Here’s where Badlands plays big: by placing Weyland-Yutani Corporation at the edges of its world, the film bridges the Alien and Predator mythologies more cohesively than ever before. There are no humans here — only synths, bio-weapons, and androids financed by Weyland. Seeds are planted not only for future stories, but for a richer understanding of the Predator universe itself.
For fans of both franchises, this is thrilling territory. The Yautja are no longer just hunters on Earth; they’re part of a wider galactic ecology — one of corporate exploitation, evolutionary terror, and existential reckoning. One wouldn’t be wrong to walk out thinking this could redefine the future of both Alien and Predator lore.
Verdict: ★★★★½
Predator: Badlands is a thrilling, ambitious expansion of a franchise that could have easily leaned on nostalgia and safe beats. Instead, it dares to give the hunter vulnerability, lets the monster seek redemption, and invites an alien road trip with an android companion and a tiny, gremlin-like creature.

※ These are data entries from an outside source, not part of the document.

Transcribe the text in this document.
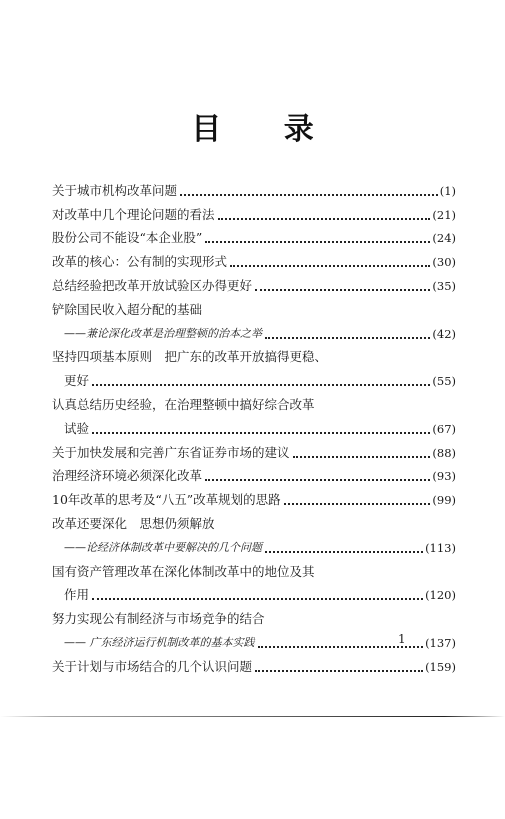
目 录
关于城市机构改革问题	(1)
对改革中几个理论问题的看法	(21)
股份公司不能设“本企业股”	(24)
改革的核心：公有制的实现形式	(30)
总结经验把改革开放试验区办得更好	(35)
铲除国民收入超分配的基础
——兼论深化改革是治理整顿的治本之举	(42)
坚持四项基本原则　把广东的改革开放搞得更稳、
更好	(55)
认真总结历史经验，在治理整顿中搞好综合改革
试验	(67)
关于加快发展和完善广东省证券市场的建议	(88)
治理经济环境必须深化改革	(93)
10年改革的思考及“八五”改革规划的思路	(99)
改革还要深化　思想仍须解放
——论经济体制改革中要解决的几个问题	(113)
国有资产管理改革在深化体制改革中的地位及其
作用	(120)
努力实现公有制经济与市场竞争的结合
—— 广东经济运行机制改革的基本实践	(137)
关于计划与市场结合的几个认识问题	(159)
1
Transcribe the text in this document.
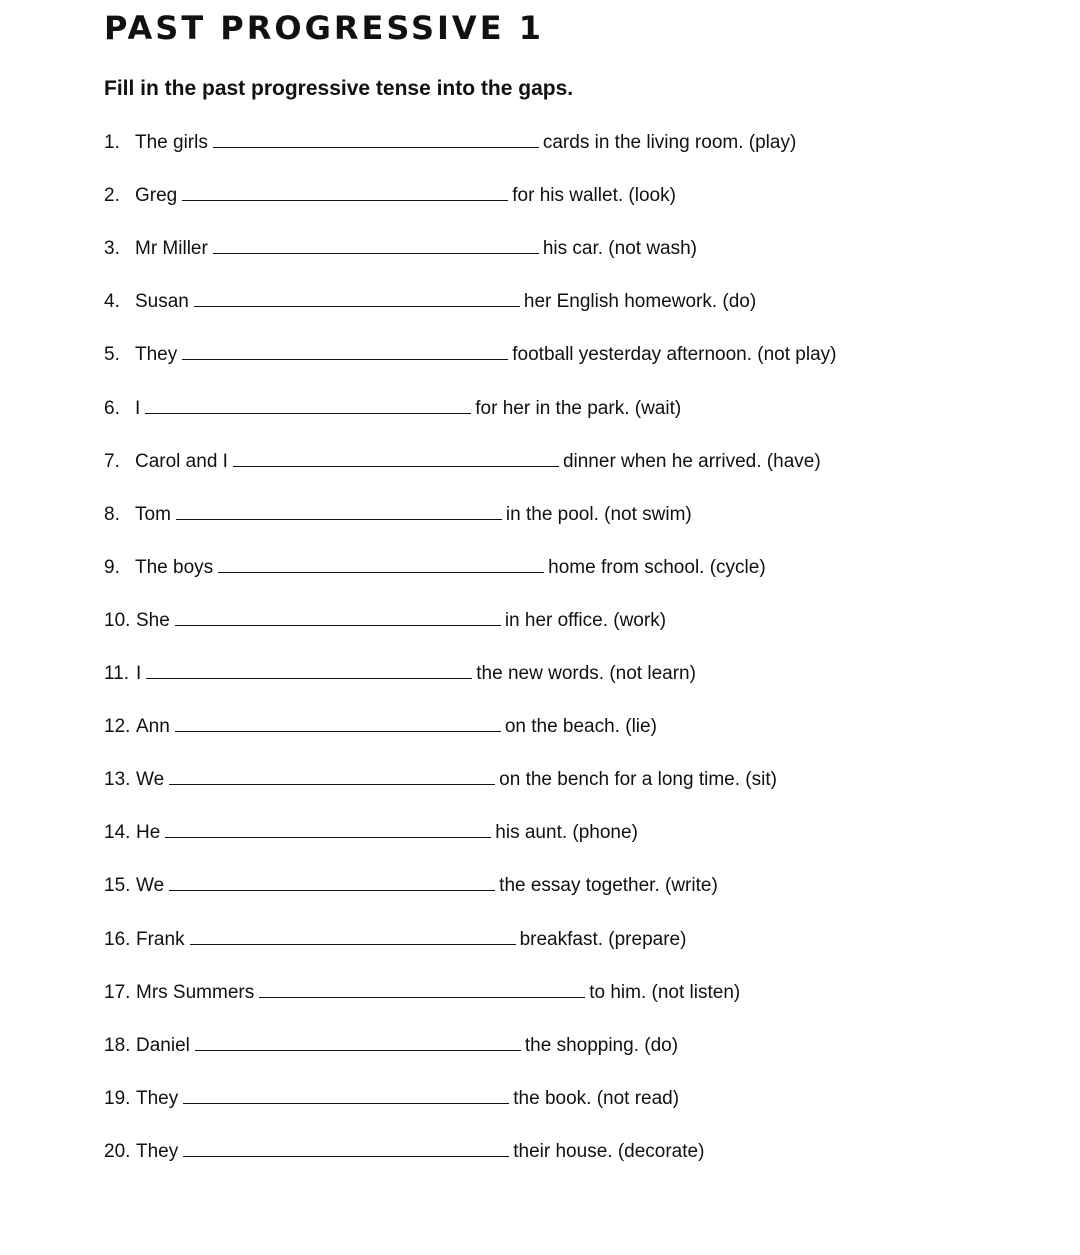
PAST PROGRESSIVE 1

Fill in the past progressive tense into the gaps.

1. The girls	cards in the living room. (play)
2. Greg	for his wallet. (look)
3. Mr Miller	his car. (not wash)
4. Susan	her English homework. (do)
5. They	football yesterday afternoon. (not play)
6. I	for her in the park. (wait)
7. Carol and I	dinner when he arrived. (have)
8. Tom	in the pool. (not swim)
9. The boys	home from school. (cycle)
10. She	in her office. (work)
11. I	the new words. (not learn)
12. Ann	on the beach. (lie)
13. We	on the bench for a long time. (sit)
14. He	his aunt. (phone)
15. We	the essay together. (write)
16. Frank	breakfast. (prepare)
17. Mrs Summers	to him. (not listen)
18. Daniel	the shopping. (do)
19. They	the book. (not read)
20. They	their house. (decorate)
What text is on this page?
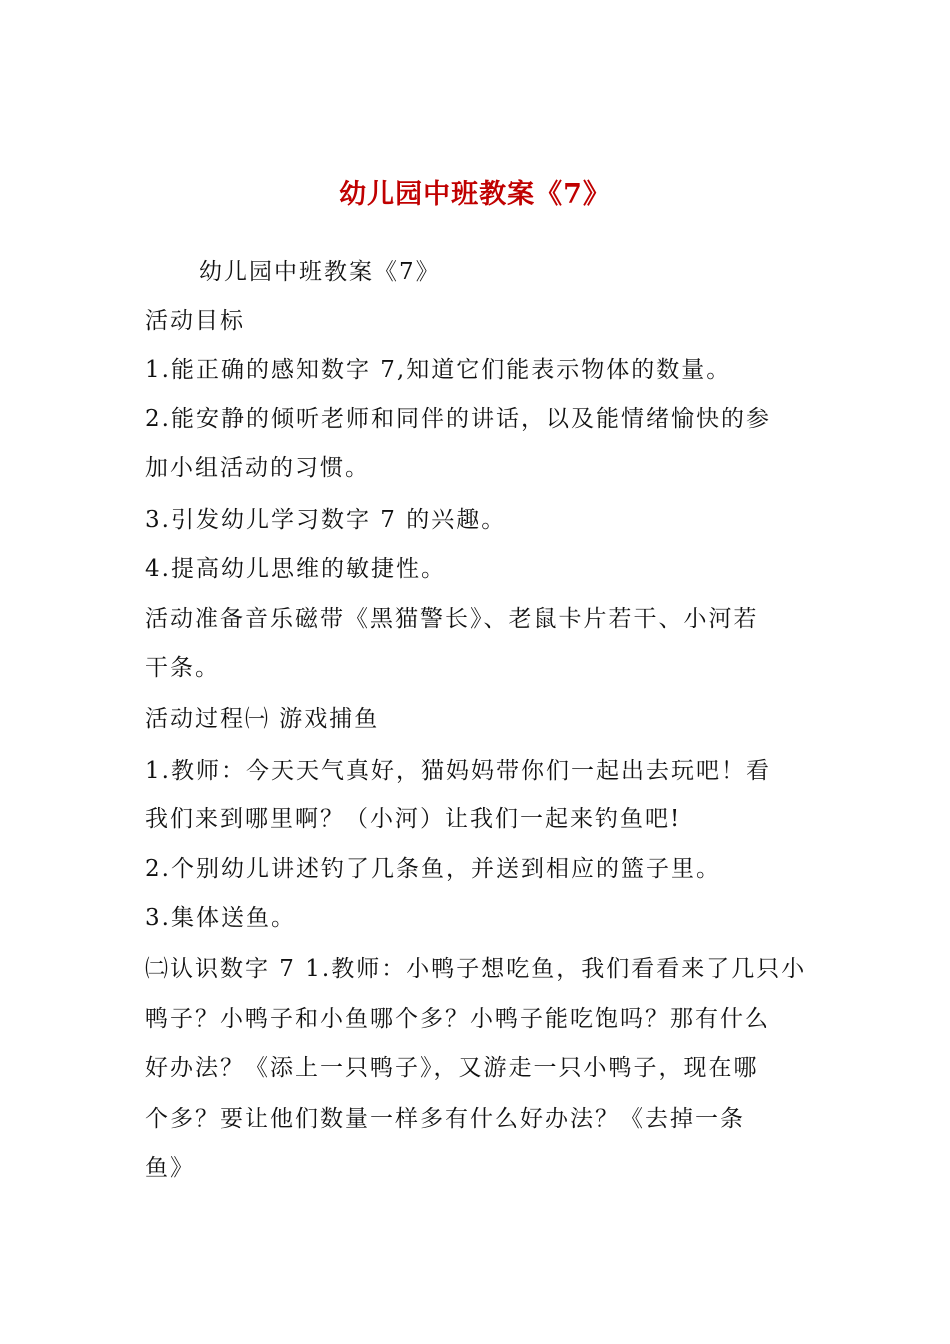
幼儿园中班教案《7》
幼儿园中班教案《7》
活动目标
1.能正确的感知数字 7,知道它们能表示物体的数量。
2.能安静的倾听老师和同伴的讲话，以及能情绪愉快的参
加小组活动的习惯。
3.引发幼儿学习数字 7 的兴趣。
4.提高幼儿思维的敏捷性。
活动准备音乐磁带《黑猫警长》、老鼠卡片若干、小河若
干条。
活动过程㈠ 游戏捕鱼
1.教师：今天天气真好，猫妈妈带你们一起出去玩吧！看
我们来到哪里啊？（小河）让我们一起来钓鱼吧!
2.个别幼儿讲述钓了几条鱼，并送到相应的篮子里。
3.集体送鱼。
㈡认识数字 7 1.教师：小鸭子想吃鱼，我们看看来了几只小
鸭子？小鸭子和小鱼哪个多？小鸭子能吃饱吗？那有什么
好办法？《添上一只鸭子》，又游走一只小鸭子，现在哪
个多？要让他们数量一样多有什么好办法？《去掉一条
鱼》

It’s not flawless — the PG-13 rating occasionally dulls the edge, and the scale sometimes loses the primal intimacy of earlier entries — but the ambition, heart, and thematic layering make it one of the year’s standout sci-fi films.
If you’re in it for spectacle, you’ll get your fill. If you’re here for the ideas — identity, family, duality, becoming hero from outcast — there’s substance beneath the claws. And if you’re a lore-hound eager for the Alien–Predator universe to evolve, buckle up: a new chapter just opened.